Storrie erhofft sich mit dem Geld des neuen Investors jetzt den Neubau eines Stadions und des Trainingsgeländes und will weiterhin im Amt bleiben. Doch die größte Herausforderung für Portsmouth ist jetzt nicht mehr die finanzielle, sondern die sportliche. Das Vermeiden des Abstiegs in die Championship. Und insbesondere der Saisonstart mit vier Niederlagen in den ersten vier Spielen gibt wenig Hoffnung auf Besserung. Zumal Portsmouth aufgrund der finanziell knappen Kassen wichtige Spieler hat gehen lassen müssen. Dass Portsmouth von der spielerischen Qualität heute schlechter dasteht als vor einigen Wochen ist ganz offensichtlich. Peter Crouch, Sylvain Distain, Glen Johnson und Niko Krancjar haben den Verein verlassen. Das waren alles ehemalige Leistungsträger bei Pompey. Der Guardian zählt auf, dass von den 13 Neuzugängen des FC Portsmouth in der Sommer-Transferperiode fünf noch nie in der Premier League gespielt haben und sieben der 13 Spieler erst wenige Tage vor Ende des Transfensters an die Südküste gewechselt sind. Ein erfahrenes Premier League Team, das die Gelegenheit hatte sich einzuspielen, sieht anders aus. Und das weiß auch Trainer Paul Hart.
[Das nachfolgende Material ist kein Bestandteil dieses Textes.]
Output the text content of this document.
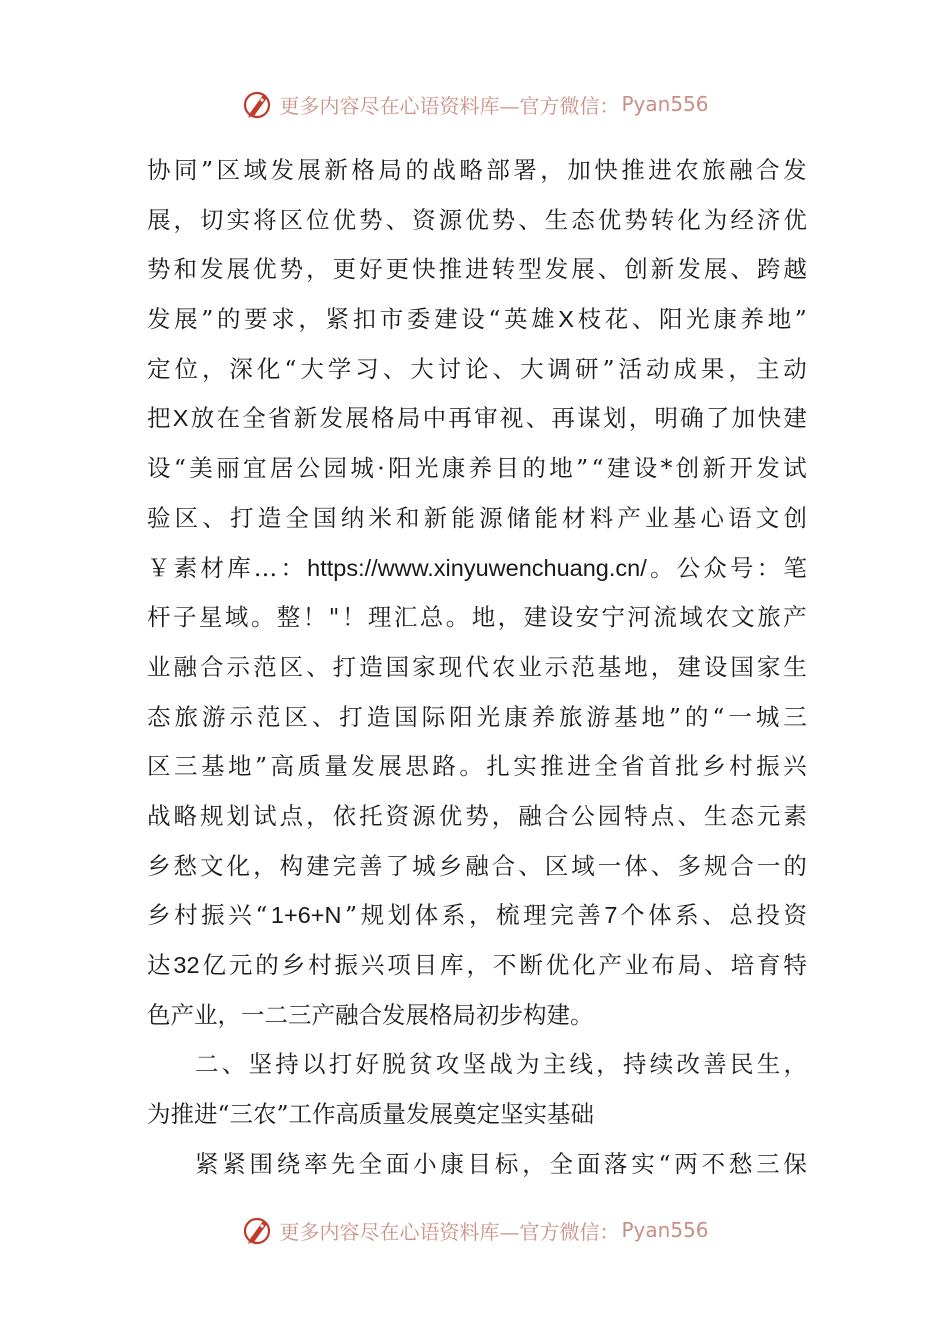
更多内容尽在心语资料库—官方微信： Pyan556
协 同 ” 区 域 发 展 新 格 局 的 战 略 部 署 ， 加 快 推 进 农 旅 融 合 发
展 ， 切 实 将 区 位 优 势 、 资 源 优 势 、 生 态 优 势 转 化 为 经 济 优
势 和 发 展 优 势 ， 更 好 更 快 推 进 转 型 发 展 、 创 新 发 展 、 跨 越
发 展 ” 的 要 求 ， 紧 扣 市 委 建 设 “ 英 雄 X 枝 花 、 阳 光 康 养 地 ”
定 位 ， 深 化 “ 大 学 习 、 大 讨 论 、 大 调 研 ” 活 动 成 果 ， 主 动
把 X 放 在 全 省 新 发 展 格 局 中 再 审 视 、 再 谋 划 ， 明 确 了 加 快 建
设 “ 美 丽 宜 居 公 园 城 · 阳 光 康 养 目 的 地 ” “ 建 设 * 创 新 开 发 试
验 区 、 打 造 全 国 纳 米 和 新 能 源 储 能 材 料 产 业 基 心 语 文 创
￥ 素 材 库 … ： https://www.xinyuwenchuang.cn/ 。 公 众 号 ： 笔
杆 子 星 域 。 整 ！ " ！ 理 汇 总 。 地 ， 建 设 安 宁 河 流 域 农 文 旅 产
业 融 合 示 范 区 、 打 造 国 家 现 代 农 业 示 范 基 地 ， 建 设 国 家 生
态 旅 游 示 范 区 、 打 造 国 际 阳 光 康 养 旅 游 基 地 ” 的 “ 一 城 三
区 三 基 地 ” 高 质 量 发 展 思 路 。 扎 实 推 进 全 省 首 批 乡 村 振 兴
战 略 规 划 试 点 ， 依 托 资 源 优 势 ， 融 合 公 园 特 点 、 生 态 元 素
乡 愁 文 化 ， 构 建 完 善 了 城 乡 融 合 、 区 域 一 体 、 多 规 合 一 的
乡 村 振 兴 “ 1+6+N ” 规 划 体 系 ， 梳 理 完 善 7 个 体 系 、 总 投 资
达 32 亿 元 的 乡 村 振 兴 项 目 库 ， 不 断 优 化 产 业 布 局 、 培 育 特
色 产 业 ， 一 二 三 产 融 合 发 展 格 局 初 步 构 建 。
二 、 坚 持 以 打 好 脱 贫 攻 坚 战 为 主 线 ， 持 续 改 善 民 生 ，
为 推 进 “ 三 农 ” 工 作 高 质 量 发 展 奠 定 坚 实 基 础
紧 紧 围 绕 率 先 全 面 小 康 目 标 ， 全 面 落 实 “ 两 不 愁 三 保
更多内容尽在心语资料库—官方微信： Pyan556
Und da ist dann noch das eher unterkühlte Verhältnis von Torwart David James zu seinem Verein und dem Trainer Paul Hart. James, der sich Chancen für die Teilnahme an der WM 2010 im englischen Nationaltor ausrechnet, ist für die Qualifikationspiele der Engländer am Samstag und Mittwoch von Trainer Fabio Capello nicht nominiert worden. Und dann verplfichtete Portsmouth auch noch den finnischen Nationaltorhüter Antti Niemi, immerhin drei Jahre jünger als James, vom FC Fulham. Sein Stammplatz sei keine Garantie mehr, habe David James mitgeteilt bekommen. James sah dies als Beweis dafür, dass er nicht länger bei Portsmouth bleiben könnte, weil so seine Chancen im Tor zu stehen erheblich sinken würden. Also was macht der erfahrene Torwart da? Er wünscht sich zu seinem größten Förderer zu wechseln, zu den Tottenham Hotspur und Harry Redknapp. Der soll nach diversen Medienberichten auch ein Angebot für James abgegben haben, bekommt am Ende aber nur Krancjar an die White Hart Lane gelotst. James war entsprechend sauer und soll sich intern auch mit Trainer Paul Hart angelegen haben. Diesen Darstellungen hat Peter Storrie nun aber widersprochen. Man habe kein konkretes Angebot von den Spurs für James gehabt. Es sei zwischen Hart und James lediglich zu Diskussionen gekommen. Das scheint sehr nett formuliert zu sein.

Auch wenn man den finanziellen Kollaps gerade so vermeiden konnte. Dass nun auch der sportliche Erfolg zurückkommt, kann das neue Frischgeld nur wenig beeinflussen. Dazu gehört eher ein erfahrenes, eingespieltes Team mit einer Führungspersönlichkeit im Tor. Doch David James scheint degradiert worden zu sein. Was nützt die große Rettung des FC Portsmouth kurz vor dem finanziellen Tod, wenn man nächste Saison nicht mehr gegen Arsenal oder Chelsea spielt, sondern Leicester und Conventry spielt. Dann hat man das Sterben des Vereins nur um ein Jahr hinausgezögert. Irgendwie müssen die Fehler der Vergangenheit ja auch bestraft werden. Und Harry Redknapp wird man im Januar ganz sicherlich nicht zurück nach Portsmouth holen können. Das steht fest.